El especialista Eduardo Sosa Tinoco, médico internista, geriatra y maestro en salud pública, adscrito al Instituto Nacional de Geriatría de la Secretaría de Salud, informó que:

 

“Uno de los graves problemas que impide reducir la presencia de la desnutrición en adultos mayores, es la falta de capacitación de trabajadores de la salud para detectar o identificar la desnutrición en ese sector de la población, lo que provoca un grave retraso en la atención oportuna.”

 

Ante esta situación, indicó, se requiere una capacitación adecuada que permita al personal de salud, detectar el grado de desnutrición del adulto mayor ya que algunos médicos asumen que perder peso o músculo puede ser un cambio normal del envejecimiento, y eso no es así, ya que incluso, la desnutrición puede desencadenar o agravar problemas como la demencia tipo Alzheimer, la depresión, caídas, discapacidad o fragilidad, entre otros.

 

Datos de la mortalidad

De acuerdo con el doctor Eduardo Sosa Tinoco, en 2017, con base en las estimaciones del proyecto de carga mundial de morbilidad, murieron alrededor de tres mil trecientas personas mayores de setenta años por desnutrición. Explicó que la desnutrición proteico-calórica -una categoría más particular de desnutrición- afectó a alrededor de ciento treinta y cinco mil personas de setenta años y más.

Asimismo, se estima que en México en siete de cada diez hogares, donde viven personas mayores, se experimenta algún grado de inseguridad alimentaria, que tiene que ver con problemas para acceder a los alimentos y el bajo nivel económico entre la población mayor.

Detección temprana

La disminución de la ingesta es uno de los rasgos más tempranos de la desnutrición. Situación que se prolonga de manera persistente hasta significar una pérdida de peso en más del 5% en 6 meses. Es un dato de alerta para buscar atención sin esperar, porque podrían llegar a una desnutrición más grave.

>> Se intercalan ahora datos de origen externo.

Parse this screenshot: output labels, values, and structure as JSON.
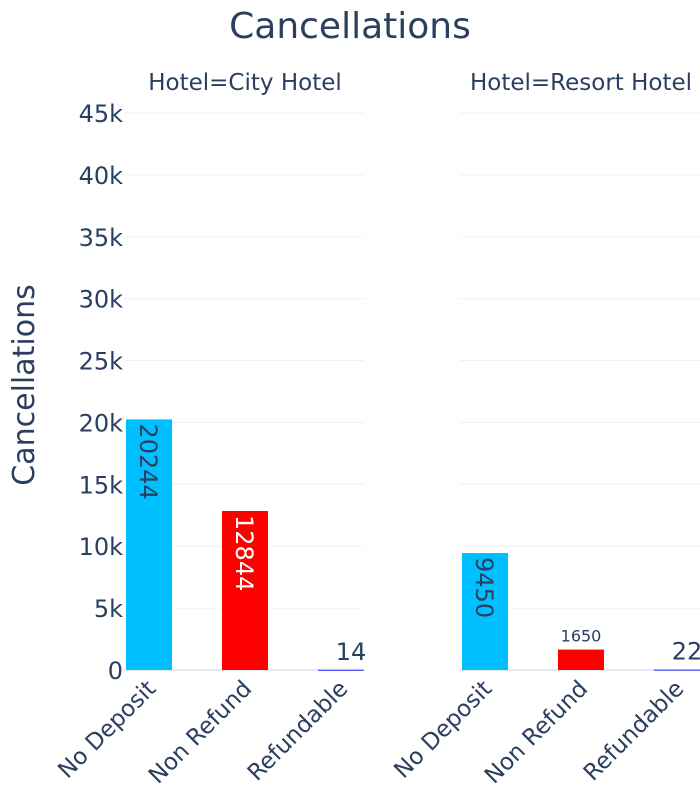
{
  "chart_data": {
    "type": "bar",
    "title": "Cancellations",
    "ylabel": "Cancellations",
    "ylim": [
      0,
      45000
    ],
    "yticks": [
      0,
      5000,
      10000,
      15000,
      20000,
      25000,
      30000,
      35000,
      40000,
      45000
    ],
    "ytick_labels": [
      "0",
      "5k",
      "10k",
      "15k",
      "20k",
      "25k",
      "30k",
      "35k",
      "40k",
      "45k"
    ],
    "grid": true,
    "categories": [
      "No Deposit",
      "Non Refund",
      "Refundable"
    ],
    "category_colors": [
      "#00bfff",
      "#ff0000",
      "#0000ff"
    ],
    "facets": [
      {
        "label": "Hotel=City Hotel",
        "values": [
          20244,
          12844,
          14
        ],
        "value_labels": [
          "20244",
          "12844",
          "14"
        ]
      },
      {
        "label": "Hotel=Resort Hotel",
        "values": [
          9450,
          1650,
          22
        ],
        "value_labels": [
          "9450",
          "1650",
          "22"
        ]
      }
    ]
  }
}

Tanto la disminución del apetito como el enlentecimiento del “vaciamiento del estómago”, hacen que las personas se sientan satisfechas y dejen de comer. Lo que aunado a la toma diaria de medicamentos puede alterar la percepción de sabores; y olores, provocando pérdida de apetito; y menor ingesta de alimentos, con mayor riesgo de desnutrición.

El geriatra advirtió que la presencia de la desnutrición puede aumentar el riesgo de complicaciones en otras enfermedades como:

  • Diabetes
  • Hipertensión
  • Insuficiencia renal
  • Problemas cardiacos

De ahí la importancia de la detección temprana.